Astronomers have identified 77 previously unknown dust-buried quasars, more than doubling the total number of these hidden objects ever confirmed. The findings, uploaded to the preprint server arXiv on May 7, represent what researchers describe as the strongest observational support yet for a key theory of how galaxies grow and change over billions of years.
According to a report by Phys.org, the discovery was led by Matthew Stepney of the Center of Excellence in Astrophysics and Related Technologies in Chile. His team used infrared data and spectrophotometry collected by NASA's SPHEREx telescope to locate the objects, which are known as heavily reddened quasars, or HRQs.

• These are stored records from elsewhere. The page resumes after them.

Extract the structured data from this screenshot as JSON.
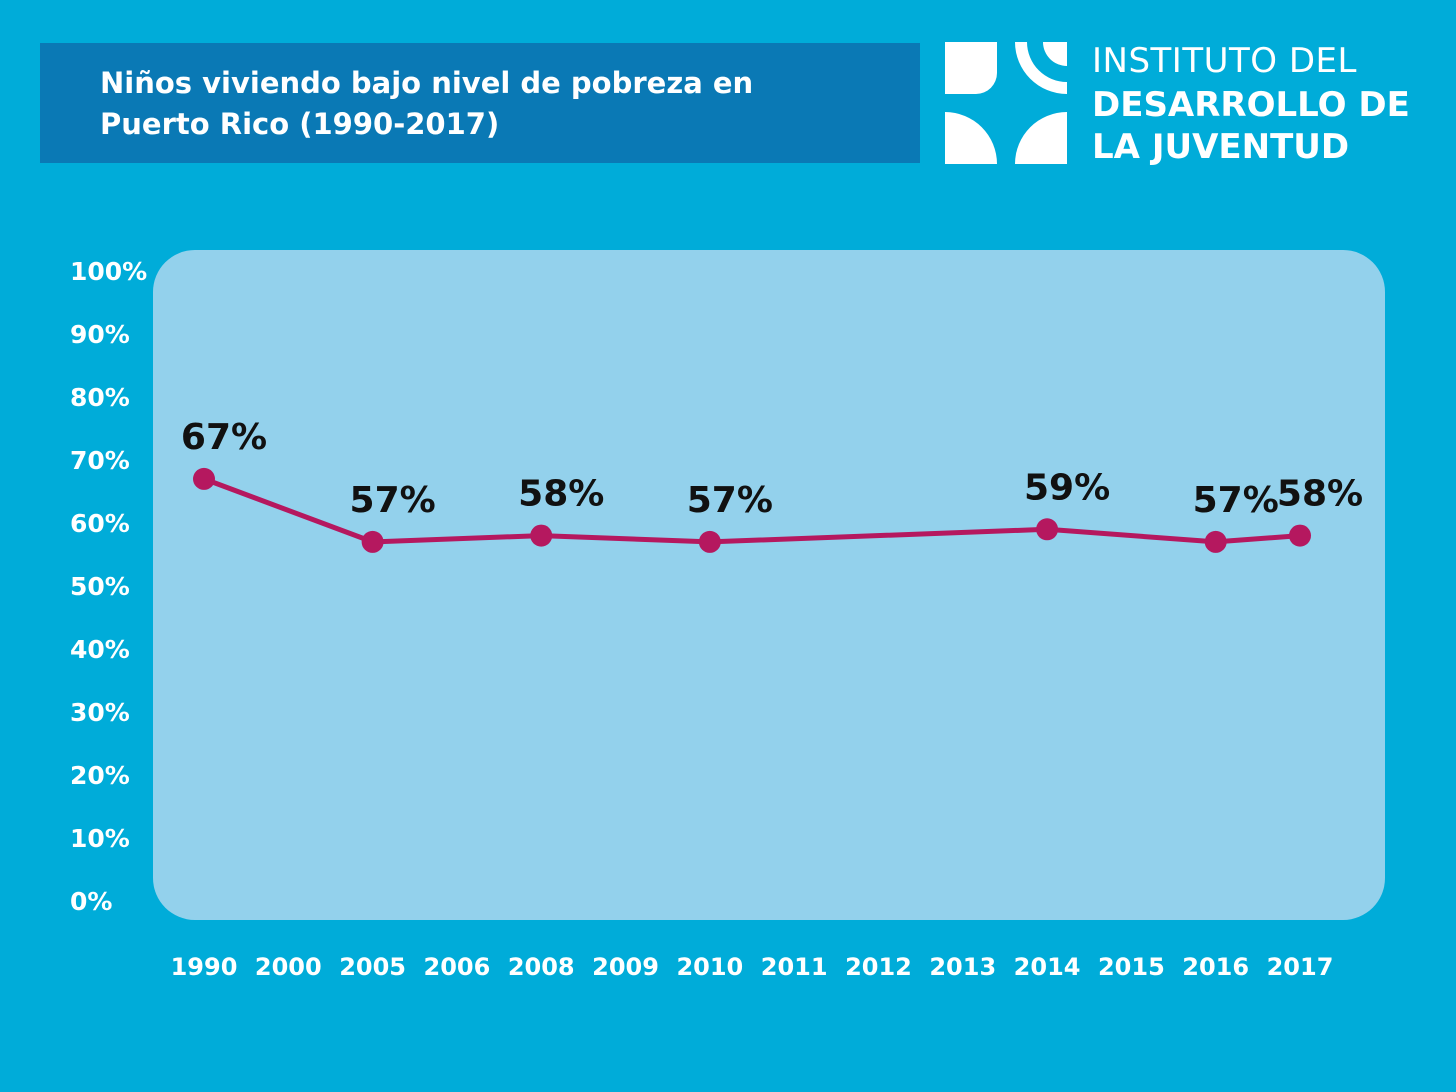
{
  "title": "Niños viviendo bajo nivel de pobreza en Puerto Rico (1990-2017)",
  "logo": {
    "line1": "INSTITUTO DEL",
    "line2": "DESARROLLO DE",
    "line3": "LA JUVENTUD"
  },
  "colors": {
    "background": "#00acd9",
    "title_box": "#0a79b5",
    "plot_area": "#93d1ec",
    "line": "#b5185f",
    "data_label": "#111111",
    "tick_text": "#ffffff"
  },
  "chart_data": {
    "type": "line",
    "title": "Niños viviendo bajo nivel de pobreza en Puerto Rico (1990-2017)",
    "xlabel": "",
    "ylabel": "",
    "categories": [
      "1990",
      "2000",
      "2005",
      "2006",
      "2008",
      "2009",
      "2010",
      "2011",
      "2012",
      "2013",
      "2014",
      "2015",
      "2016",
      "2017"
    ],
    "yticks": [
      "0%",
      "10%",
      "20%",
      "30%",
      "40%",
      "50%",
      "60%",
      "70%",
      "80%",
      "90%",
      "100%"
    ],
    "ylim": [
      0,
      100
    ],
    "grid": false,
    "legend": "none",
    "series": [
      {
        "points": [
          {
            "x": "1990",
            "y": 67,
            "label": "67%"
          },
          {
            "x": "2005",
            "y": 57,
            "label": "57%"
          },
          {
            "x": "2008",
            "y": 58,
            "label": "58%"
          },
          {
            "x": "2010",
            "y": 57,
            "label": "57%"
          },
          {
            "x": "2014",
            "y": 59,
            "label": "59%"
          },
          {
            "x": "2016",
            "y": 57,
            "label": "57%"
          },
          {
            "x": "2017",
            "y": 58,
            "label": "58%"
          }
        ]
      }
    ]
  }
}
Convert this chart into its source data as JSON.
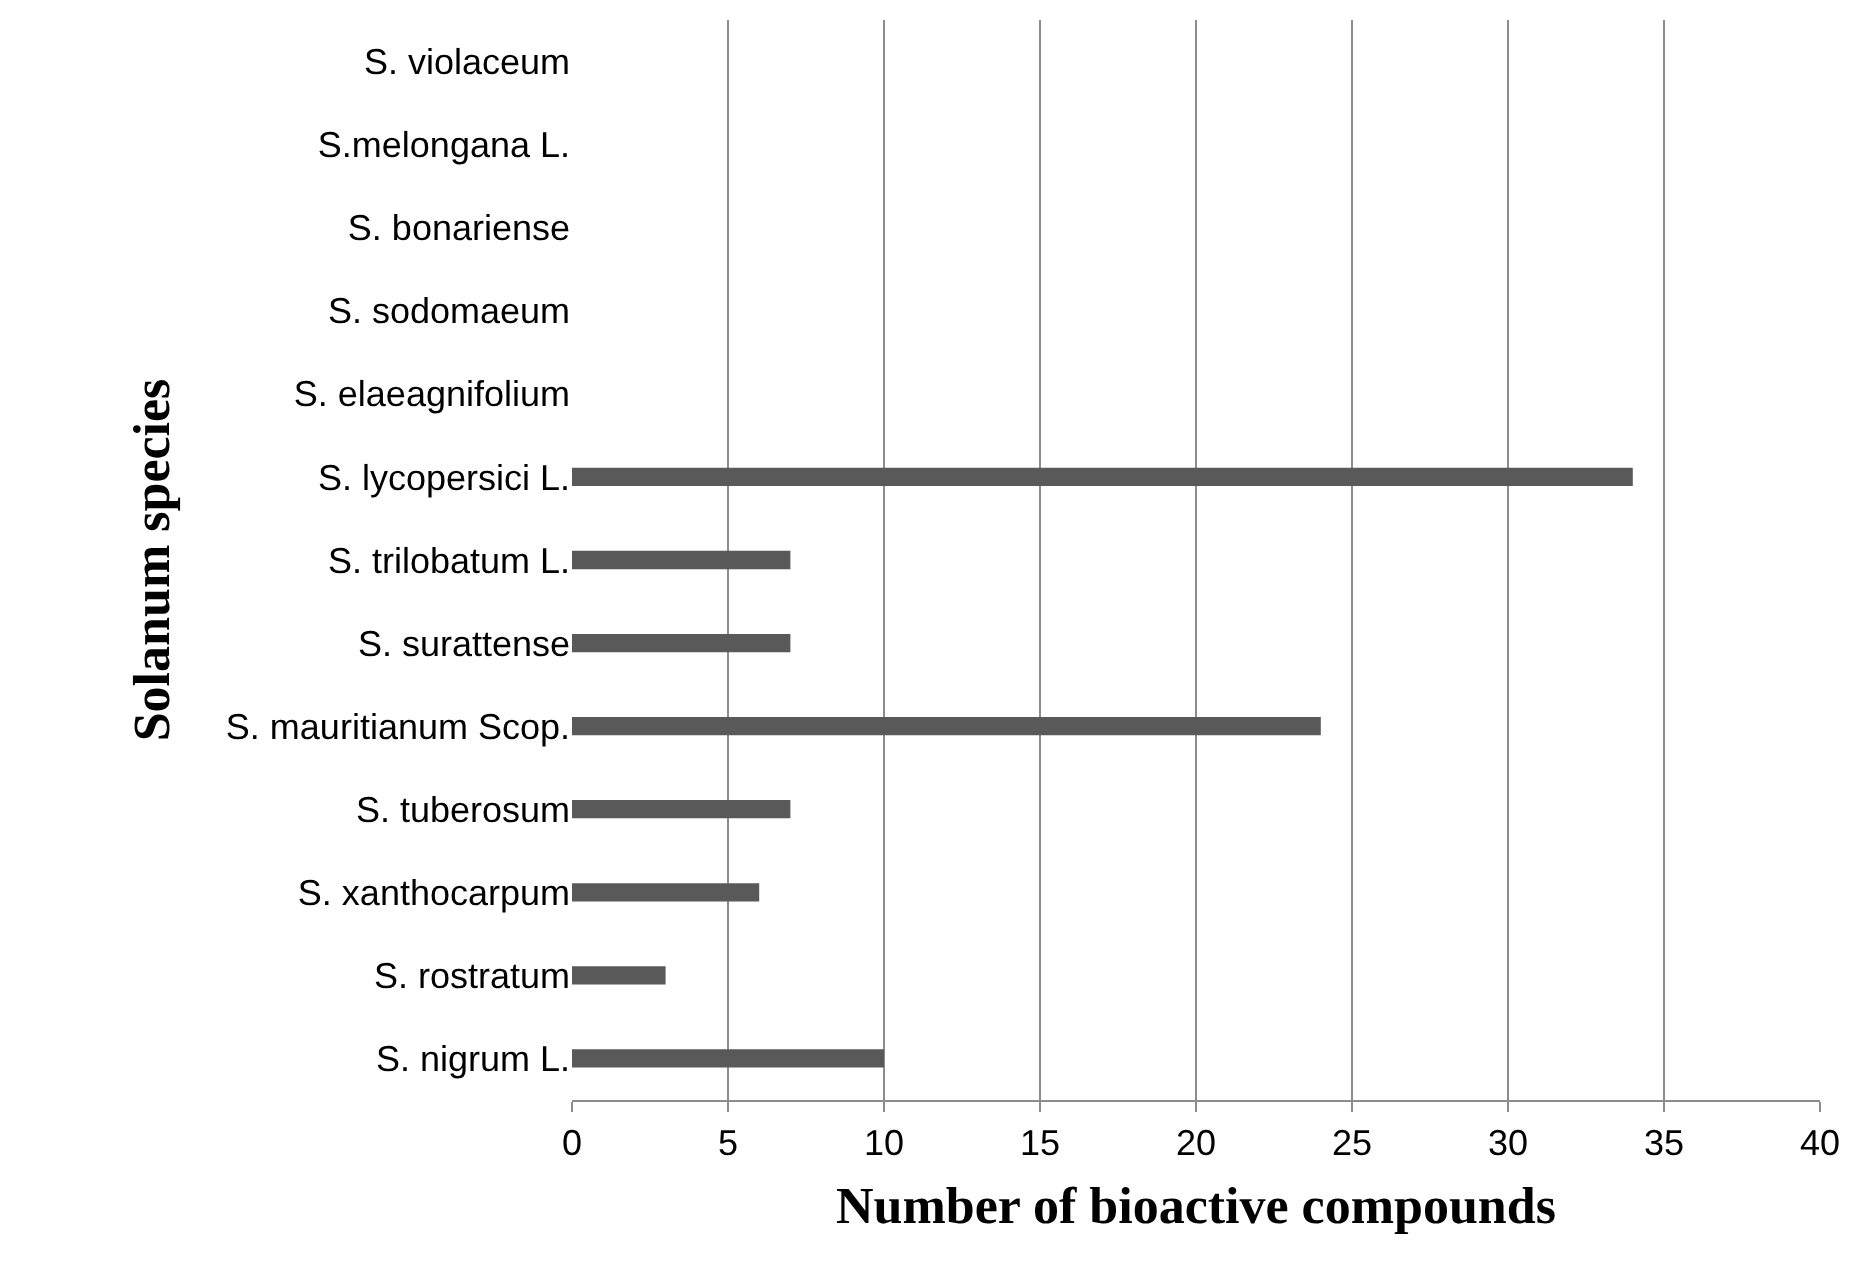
{
  "chart_data": {
    "type": "bar",
    "orientation": "horizontal",
    "xlabel": "Number of bioactive compounds",
    "ylabel": "Solanum species",
    "categories": [
      "S. violaceum",
      "S.melongana L.",
      "S. bonariense",
      "S. sodomaeum",
      "S. elaeagnifolium",
      "S. lycopersici L.",
      "S. trilobatum L.",
      "S. surattense",
      "S. mauritianum Scop.",
      "S. tuberosum",
      "S. xanthocarpum",
      "S. rostratum",
      "S. nigrum L."
    ],
    "values": [
      0,
      0,
      0,
      0,
      0,
      34,
      7,
      7,
      24,
      7,
      6,
      3,
      10
    ],
    "color": "#595959",
    "xlim": [
      0,
      40
    ],
    "xticks": [
      0,
      5,
      10,
      15,
      20,
      25,
      30,
      35,
      40
    ],
    "grid": "x"
  }
}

At the center of most large galaxies sits a supermassive black hole. When these black holes are actively consuming surrounding material, they become extraordinarily luminous objects called quasars. But some quasars are wrapped in thick clouds of dust, which scatter and absorb their light, making them appear faint and extremely difficult to detect with conventional optical telescopes. Standard sky surveys that observe at optical wavelengths miss these heavily dust-obscured quasars almost entirely.
Before this study, only around 50 heavily reddened quasars had ever been confirmed. Finding them required a slow, labor-intensive process of hunting them down individually using single-target infrared telescopes. With samples that small, scientists could not answer key questions about this phase of galactic development with any real confidence.
The new sample changes that. The 77 newly found quasars were active when the universe was between 1.6 billion and 4.3 billion years old. Among them are the first seven heavily reddened quasars ever identified at redshifts above 3, meaning they existed within the first 2.1 billion years after the Big Bang.
The leading theory of galaxy evolution holds that supermassive black holes go through a brief but violent dust-obscured growth phase triggered by galaxy mergers. When two galaxies collide, gas floods inward, simultaneously sparking intense star formation and feeding the central black hole. The dust surrounding this process makes radiation-driven winds even more powerful, turning these objects into engines of extreme feedback before the dust is eventually cleared away.
To put the new findings in context, Stepney's team compared the heavily reddened quasars against two other known populations. Hot Dust-Obscured Galaxies, known as Hot DOGs, are among the most deeply buried objects known, with their emission dominated by hot and warm dust. Blue quasars sit at the opposite extreme, representing fully unobscured objects whose dust has already been cleared, though they still host a dusty torus around the black hole that glows in infrared. Heavily reddened quasars occupy the middle ground in terms of how buried they are.
One unexpected finding emerged from that comparison. Despite sitting between the two extremes in terms of obscuration, the heavily reddened quasars were found to be deficient in hot dust compared to even the unobscured blue quasars. That result adds new detail to the picture of how these transitional objects behave and what physical conditions define this brief phase in a galaxy's life.
The research supports the idea that heavily reddened quasars represent a fleeting moment in cosmic history, a stage when a galaxy's central black hole is growing rapidly behind a veil of dust before powerful winds eventually blow that material outward, revealing the quasar in full. With a sample now large enough to study statistically, researchers will be better positioned to test that model in detail.